Friday, January 01, 2010

A new theory on Van Gogh's Ear


The mystery behind the most famous mutilation in art history may finally have been solved.

A scholar has found evidence that a distraught Vincent van Gogh slashed his ear after learning that his brother, Theo, on whom he depended financially and emotionally, was about to get married.

Martin Bailey, who has written a book on van Gogh and curated two exhibitions of his work, devised his theory after meticulous detective work on a letter in a painting that the artist completed soon after he injured himself.

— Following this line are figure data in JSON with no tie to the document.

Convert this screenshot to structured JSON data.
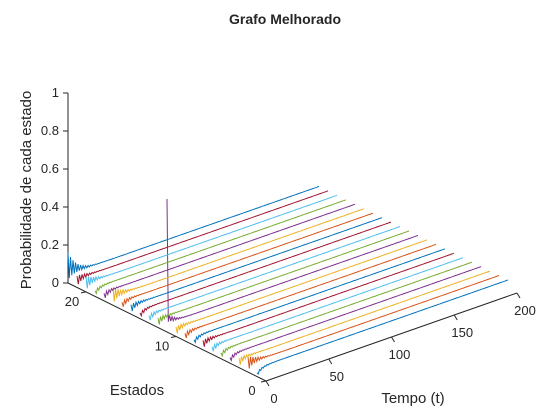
{
  "chart_data": {
    "type": "line",
    "view": "3d-waterfall",
    "title": "Grafo Melhorado",
    "xlabel": "Tempo (t)",
    "ylabel": "Estados",
    "zlabel": "Probabilidade de cada estado",
    "xlim": [
      0,
      200
    ],
    "ylim": [
      0,
      22
    ],
    "zlim": [
      0,
      1
    ],
    "x_ticks": [
      0,
      50,
      100,
      150,
      200
    ],
    "y_ticks": [
      0,
      10,
      20
    ],
    "z_ticks": [
      0,
      0.2,
      0.4,
      0.6,
      0.8,
      1
    ],
    "x_tick_labels": [
      "0",
      "50",
      "100",
      "150",
      "200"
    ],
    "y_tick_labels": [
      "0",
      "10",
      "20"
    ],
    "z_tick_labels": [
      "0",
      "0.2",
      "0.4",
      "0.6",
      "0.8",
      "1"
    ],
    "t_max": 200,
    "states": [
      1,
      2,
      3,
      4,
      5,
      6,
      7,
      8,
      9,
      10,
      11,
      12,
      13,
      14,
      15,
      16,
      17,
      18,
      19,
      20,
      21,
      22
    ],
    "initial_state": 11,
    "initial_peak": 0.7,
    "transient_peaks": [
      0.02,
      0.08,
      0.05,
      0.03,
      0.03,
      0.04,
      0.05,
      0.03,
      0.04,
      0.05,
      0.7,
      0.05,
      0.04,
      0.03,
      0.05,
      0.04,
      0.09,
      0.04,
      0.03,
      0.08,
      0.06,
      0.16
    ],
    "steady_value": 0.045,
    "series_colors": [
      "#0072BD",
      "#D95319",
      "#EDB120",
      "#7E2F8E",
      "#77AC30",
      "#4DBEEE",
      "#A2142F"
    ]
  }
}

Bailey concludes that this letter was written by Theo from Paris in December 1888 and contained news of his engagement. This, he believes, tipped Vincent, who was already psychologically disturbed, into self-harm.

“Vincent was fearful that he might lose his brother’s emotional and financial support,” writes Bailey in the January edition of The Art Newspaper.

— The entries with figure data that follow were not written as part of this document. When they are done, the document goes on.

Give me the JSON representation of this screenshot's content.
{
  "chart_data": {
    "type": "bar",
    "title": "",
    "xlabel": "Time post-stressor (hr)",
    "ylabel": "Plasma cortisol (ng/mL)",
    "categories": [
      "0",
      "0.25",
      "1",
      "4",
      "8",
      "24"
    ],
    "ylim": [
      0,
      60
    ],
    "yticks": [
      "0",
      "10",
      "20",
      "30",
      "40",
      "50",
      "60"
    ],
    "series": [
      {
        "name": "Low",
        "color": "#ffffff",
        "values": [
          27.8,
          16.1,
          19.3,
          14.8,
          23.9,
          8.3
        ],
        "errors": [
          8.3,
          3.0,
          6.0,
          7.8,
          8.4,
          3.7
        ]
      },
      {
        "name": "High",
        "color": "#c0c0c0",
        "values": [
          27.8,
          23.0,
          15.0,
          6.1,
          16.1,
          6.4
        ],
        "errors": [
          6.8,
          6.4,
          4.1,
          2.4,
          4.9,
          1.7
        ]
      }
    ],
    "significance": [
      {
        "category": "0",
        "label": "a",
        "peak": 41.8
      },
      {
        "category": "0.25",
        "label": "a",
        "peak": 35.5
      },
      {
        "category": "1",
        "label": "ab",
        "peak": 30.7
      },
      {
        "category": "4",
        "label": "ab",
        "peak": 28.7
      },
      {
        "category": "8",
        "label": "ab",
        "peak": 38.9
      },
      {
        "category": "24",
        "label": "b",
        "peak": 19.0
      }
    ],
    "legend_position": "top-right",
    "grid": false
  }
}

For years disputes have raged over what really happened to van Gogh’s ear just before Christmas 1888. Some have blamed his mental illness, others have said he was driven mad by lead in his paints. The breakdown of his friendship with Paul Gauguin, his fellow artist, has also been cited, although it is claimed that Gauguin made up this story himself.

Academics at Hamburg University argued recently that Gauguin, with whom van Gogh shared a house at Arles in the south of France, cut the ear in a quarrel over a prostitute called Rachel.

This theory was dismissed by the Van Gogh museum in Amsterdam and by Bailey.

Van Gogh gave ample evidence of his mental instability when, 19 months after the ear was cut, he shot himself in the chest and died from his wounds two days later.

Bailey assembled his evidence partly from close study of van Gogh’s Still Life: Drawing Board with Onions. The work was completed at the beginning of 1889, just a month after his injury. It will be the star painting at a new exhibition opening in January at the Royal Academy around the theme of van Gogh and his letters.

It includes an envelope on a table. Bailey examined it microscopically and found the number 67 inside a circle. This was the official mark of a post office in Place des Abbesses, close to the apartment in Montmartre occupied by Theo, an art dealer who regularly provided money for Vincent.

The envelope has a special frank mark that says “New Year’s Day”. The Paris postal museum confirmed that in the second half of the 19th century such a mark was put on envelopes from mid-December onwards.

Bailey believes van Gogh deliberately put the envelope in the painting because of its deep significance.

Vincent usually received his allowance from Theo on or about the 23rd of each month, although sometimes he received two a month. It is known from a letter he wrote to Theo at the end of January 1889 that he had received what he called “the much-needed money” on December 23.

Bailey argues that the letter in the painting contained the news from Theo that he had proposed to his girlfriend, Johanna Bonger. The letter, dated December 21, is from Theo to his mother seeking permission to marry. “Vincent would surely have been next to be told,” said Bailey.

Another letter, from Theo to his fiancée, mentions his brief visit to Vincent on Christmas Day after he had taken the train from Paris on hearing of the mutilation.

Theo wrote: “When I mentioned you to him he evidently knew who and what I meant and, when I asked whether he approved of our plans, he said marriage ought not to be regarded as the main object in life.”